Chronic Disease and Sick Call Evaluation
Back to that sick call patient with a swollen ankle. The astute nurse, after reviewing the chart and examining the ankle, asked the patient these follow-up questions:
- Have you been feeling dizzy at all?
- When does it usually happen?
- What do you do about it?
- Have the episodes increased since you started treating the yeast infection?
Once asked, the patient offered that she occasionally feels dizzy but just eats a honeybun from the commissary when that happens. Once she thought about it, she realized that her tumble coincided with just such a dizzy spell and that, yes, she has been getting dizzy more frequently of late. Based on a full assessment of both the acute ankle injury and her diabetes management, this patient had her ankle wrapped and was set up for a provider visit later that day to have her medications adjusted. Glipizide is one Type II oral antidiabetic that can cause hypoglycemia and this side effect is potentiated when taken in combination with fluconazole (Monostat).
How do you keep up with the latest changes in diabetes management? Share your tips in the comments section of this post.
Catherine Knox says
Great post.
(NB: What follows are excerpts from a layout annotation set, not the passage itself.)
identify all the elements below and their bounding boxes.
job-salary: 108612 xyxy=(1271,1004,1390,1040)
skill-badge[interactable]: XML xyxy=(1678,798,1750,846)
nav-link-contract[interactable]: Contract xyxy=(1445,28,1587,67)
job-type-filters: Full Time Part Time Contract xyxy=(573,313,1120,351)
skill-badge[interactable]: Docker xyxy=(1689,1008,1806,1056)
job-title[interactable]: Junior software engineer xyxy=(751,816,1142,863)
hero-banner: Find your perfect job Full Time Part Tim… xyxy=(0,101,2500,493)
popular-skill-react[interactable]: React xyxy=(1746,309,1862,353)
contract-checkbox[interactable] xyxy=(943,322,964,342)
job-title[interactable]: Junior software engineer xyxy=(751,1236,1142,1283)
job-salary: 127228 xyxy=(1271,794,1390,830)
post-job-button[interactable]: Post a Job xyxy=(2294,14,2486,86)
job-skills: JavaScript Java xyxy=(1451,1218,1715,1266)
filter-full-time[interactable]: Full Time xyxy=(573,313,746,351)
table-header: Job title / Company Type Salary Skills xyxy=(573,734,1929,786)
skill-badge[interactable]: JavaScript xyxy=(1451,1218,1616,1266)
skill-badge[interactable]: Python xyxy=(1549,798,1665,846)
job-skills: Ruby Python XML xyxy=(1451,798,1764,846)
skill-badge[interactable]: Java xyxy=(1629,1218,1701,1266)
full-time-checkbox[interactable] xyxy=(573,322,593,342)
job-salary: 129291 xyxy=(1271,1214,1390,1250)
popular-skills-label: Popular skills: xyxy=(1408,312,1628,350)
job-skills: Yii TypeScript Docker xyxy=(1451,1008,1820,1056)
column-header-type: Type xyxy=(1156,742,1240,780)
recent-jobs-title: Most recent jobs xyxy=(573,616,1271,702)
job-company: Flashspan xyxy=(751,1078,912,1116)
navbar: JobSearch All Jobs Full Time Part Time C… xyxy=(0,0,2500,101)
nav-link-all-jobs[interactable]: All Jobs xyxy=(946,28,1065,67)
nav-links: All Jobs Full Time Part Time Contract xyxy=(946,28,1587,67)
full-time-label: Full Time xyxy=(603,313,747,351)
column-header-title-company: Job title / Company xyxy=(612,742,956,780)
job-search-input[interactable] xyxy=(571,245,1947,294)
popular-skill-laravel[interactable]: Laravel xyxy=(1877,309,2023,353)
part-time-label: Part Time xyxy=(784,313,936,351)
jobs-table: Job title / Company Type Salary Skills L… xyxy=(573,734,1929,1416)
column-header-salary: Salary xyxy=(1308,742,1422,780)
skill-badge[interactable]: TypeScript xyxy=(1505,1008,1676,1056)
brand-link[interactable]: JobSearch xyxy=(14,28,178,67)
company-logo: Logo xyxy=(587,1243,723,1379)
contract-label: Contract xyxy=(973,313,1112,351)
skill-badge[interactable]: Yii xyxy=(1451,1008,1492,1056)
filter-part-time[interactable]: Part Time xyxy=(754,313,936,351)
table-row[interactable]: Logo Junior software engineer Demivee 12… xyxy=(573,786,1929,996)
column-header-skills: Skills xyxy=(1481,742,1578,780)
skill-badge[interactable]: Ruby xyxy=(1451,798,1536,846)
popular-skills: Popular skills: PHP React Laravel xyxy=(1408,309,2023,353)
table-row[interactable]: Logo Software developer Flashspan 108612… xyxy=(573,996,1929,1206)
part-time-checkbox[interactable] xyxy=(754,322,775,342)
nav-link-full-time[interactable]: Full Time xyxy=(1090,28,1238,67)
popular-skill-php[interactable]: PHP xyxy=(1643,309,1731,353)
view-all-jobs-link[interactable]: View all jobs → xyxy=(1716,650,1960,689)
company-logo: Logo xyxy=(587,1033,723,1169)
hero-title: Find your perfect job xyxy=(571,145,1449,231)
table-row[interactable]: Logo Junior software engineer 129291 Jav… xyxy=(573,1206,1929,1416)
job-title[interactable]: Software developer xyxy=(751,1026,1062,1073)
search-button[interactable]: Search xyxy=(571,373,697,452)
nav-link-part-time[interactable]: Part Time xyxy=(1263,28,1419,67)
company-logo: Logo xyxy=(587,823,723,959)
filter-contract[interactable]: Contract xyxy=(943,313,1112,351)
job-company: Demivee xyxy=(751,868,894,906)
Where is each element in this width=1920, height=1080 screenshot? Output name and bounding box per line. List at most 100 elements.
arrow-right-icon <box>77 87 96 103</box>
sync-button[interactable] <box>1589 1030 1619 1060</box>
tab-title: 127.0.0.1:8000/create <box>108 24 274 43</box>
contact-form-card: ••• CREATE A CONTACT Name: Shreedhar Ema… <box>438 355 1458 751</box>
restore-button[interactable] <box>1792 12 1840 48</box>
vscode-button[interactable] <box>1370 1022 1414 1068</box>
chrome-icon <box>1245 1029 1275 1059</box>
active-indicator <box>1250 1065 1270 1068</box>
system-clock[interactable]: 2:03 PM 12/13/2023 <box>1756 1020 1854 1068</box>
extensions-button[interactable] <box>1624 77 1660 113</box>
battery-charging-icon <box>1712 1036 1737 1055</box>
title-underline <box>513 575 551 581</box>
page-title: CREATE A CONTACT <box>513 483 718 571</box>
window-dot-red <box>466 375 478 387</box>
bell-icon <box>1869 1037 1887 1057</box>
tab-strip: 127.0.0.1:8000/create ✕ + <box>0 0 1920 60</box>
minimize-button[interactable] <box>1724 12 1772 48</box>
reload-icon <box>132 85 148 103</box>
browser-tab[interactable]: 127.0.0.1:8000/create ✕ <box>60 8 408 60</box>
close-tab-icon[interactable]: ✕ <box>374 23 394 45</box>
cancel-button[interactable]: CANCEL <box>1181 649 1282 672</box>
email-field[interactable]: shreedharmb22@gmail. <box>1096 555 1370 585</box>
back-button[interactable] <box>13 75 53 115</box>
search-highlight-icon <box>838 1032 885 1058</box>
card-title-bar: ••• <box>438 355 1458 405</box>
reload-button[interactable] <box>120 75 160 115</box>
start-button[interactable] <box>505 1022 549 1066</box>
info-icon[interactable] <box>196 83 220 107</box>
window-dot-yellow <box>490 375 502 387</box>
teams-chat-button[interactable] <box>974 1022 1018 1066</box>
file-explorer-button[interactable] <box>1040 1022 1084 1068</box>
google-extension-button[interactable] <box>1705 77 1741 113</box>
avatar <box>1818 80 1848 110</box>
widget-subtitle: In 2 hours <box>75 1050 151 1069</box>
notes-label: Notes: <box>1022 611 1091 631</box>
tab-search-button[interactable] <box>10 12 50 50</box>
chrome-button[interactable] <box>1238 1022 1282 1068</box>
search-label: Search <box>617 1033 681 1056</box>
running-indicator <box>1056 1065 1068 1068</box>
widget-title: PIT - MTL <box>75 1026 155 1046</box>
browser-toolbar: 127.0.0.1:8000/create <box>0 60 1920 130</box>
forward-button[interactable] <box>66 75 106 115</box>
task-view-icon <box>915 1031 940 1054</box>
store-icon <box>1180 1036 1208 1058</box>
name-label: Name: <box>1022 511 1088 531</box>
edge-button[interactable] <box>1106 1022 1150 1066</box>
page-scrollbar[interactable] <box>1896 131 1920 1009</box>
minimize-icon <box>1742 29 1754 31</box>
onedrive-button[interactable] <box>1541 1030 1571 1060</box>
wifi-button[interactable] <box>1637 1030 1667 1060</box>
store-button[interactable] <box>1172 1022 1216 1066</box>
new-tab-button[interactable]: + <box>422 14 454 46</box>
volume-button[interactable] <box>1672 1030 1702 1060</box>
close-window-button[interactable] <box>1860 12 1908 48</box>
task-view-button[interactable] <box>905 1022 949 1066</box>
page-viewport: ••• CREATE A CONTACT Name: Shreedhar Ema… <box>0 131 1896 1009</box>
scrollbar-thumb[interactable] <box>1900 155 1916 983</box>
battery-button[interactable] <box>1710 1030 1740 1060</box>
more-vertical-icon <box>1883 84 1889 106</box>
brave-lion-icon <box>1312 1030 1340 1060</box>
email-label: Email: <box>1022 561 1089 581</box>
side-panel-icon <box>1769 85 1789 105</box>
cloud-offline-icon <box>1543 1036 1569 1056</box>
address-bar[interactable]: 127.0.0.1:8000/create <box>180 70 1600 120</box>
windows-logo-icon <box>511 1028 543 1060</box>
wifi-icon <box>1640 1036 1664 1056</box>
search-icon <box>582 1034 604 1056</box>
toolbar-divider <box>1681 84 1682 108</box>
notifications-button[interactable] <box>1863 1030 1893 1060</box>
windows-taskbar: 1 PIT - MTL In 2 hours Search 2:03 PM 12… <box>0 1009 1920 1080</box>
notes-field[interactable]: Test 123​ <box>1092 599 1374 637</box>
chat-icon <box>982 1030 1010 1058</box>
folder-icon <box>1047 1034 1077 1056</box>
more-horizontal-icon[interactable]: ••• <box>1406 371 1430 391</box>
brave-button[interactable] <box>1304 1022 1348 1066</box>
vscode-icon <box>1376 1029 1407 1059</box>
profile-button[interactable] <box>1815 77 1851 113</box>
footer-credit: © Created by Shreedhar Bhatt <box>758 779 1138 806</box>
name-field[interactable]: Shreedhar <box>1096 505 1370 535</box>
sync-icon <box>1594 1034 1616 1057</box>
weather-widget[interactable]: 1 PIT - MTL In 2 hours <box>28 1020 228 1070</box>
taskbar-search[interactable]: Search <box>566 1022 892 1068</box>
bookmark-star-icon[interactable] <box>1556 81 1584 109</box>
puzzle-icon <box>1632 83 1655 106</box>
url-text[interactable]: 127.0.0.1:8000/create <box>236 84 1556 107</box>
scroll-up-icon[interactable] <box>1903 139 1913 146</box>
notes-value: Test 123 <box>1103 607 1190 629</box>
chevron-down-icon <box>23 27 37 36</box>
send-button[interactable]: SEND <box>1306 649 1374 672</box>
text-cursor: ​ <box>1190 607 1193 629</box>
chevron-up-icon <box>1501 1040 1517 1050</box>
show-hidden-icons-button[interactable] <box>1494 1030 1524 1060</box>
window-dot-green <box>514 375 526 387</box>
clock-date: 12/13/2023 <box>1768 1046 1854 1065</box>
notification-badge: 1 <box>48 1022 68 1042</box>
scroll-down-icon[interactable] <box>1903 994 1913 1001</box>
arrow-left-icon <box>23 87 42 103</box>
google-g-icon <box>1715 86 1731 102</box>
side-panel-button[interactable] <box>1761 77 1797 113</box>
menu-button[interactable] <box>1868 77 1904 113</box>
I love the patient example. It should be an informative session and Lori is a great speaker!
paige says
I would like suggestions on how to help manage people who come in that are used to checking their bs before each meal and other times during the day. We check at 6am before breakfast and at 315pm before dinner and those are the only times that meds and insulin are given.
Also, the meals and snacks that the kitchen provides do not seem to be the best choices for diabetics but when we say something, we are told that they are serving what the state says to give.
Linda Manous says
Paige, you are absolutely right about the diets in corrections. I tried to order a clear liquid diet once and the kitchen staff went into pure panic mode. Usually their HS snack is half a peanut butter sandwich and a piece of fruit. I guess it beats a Snickers bar….. I agree with Katherine, the article is most informative and I wish I could attend the conference to hear Ms. Roscoe speak
Lori Roscoe says
Catherine – thank you for your kind words! I am looking forward to the session, especially because the participants always share such interesting perspectives!
shelley says
Linda where i work the diets are not the best for the diabetics and i think their comissary options should be diff from gen pop. Our diabetics get an extra milk at dinner for their night extra snack
Kate says
Agree that there are no real diets for people with diabetes or hypertension in most US facilities. HSU just ups their meds.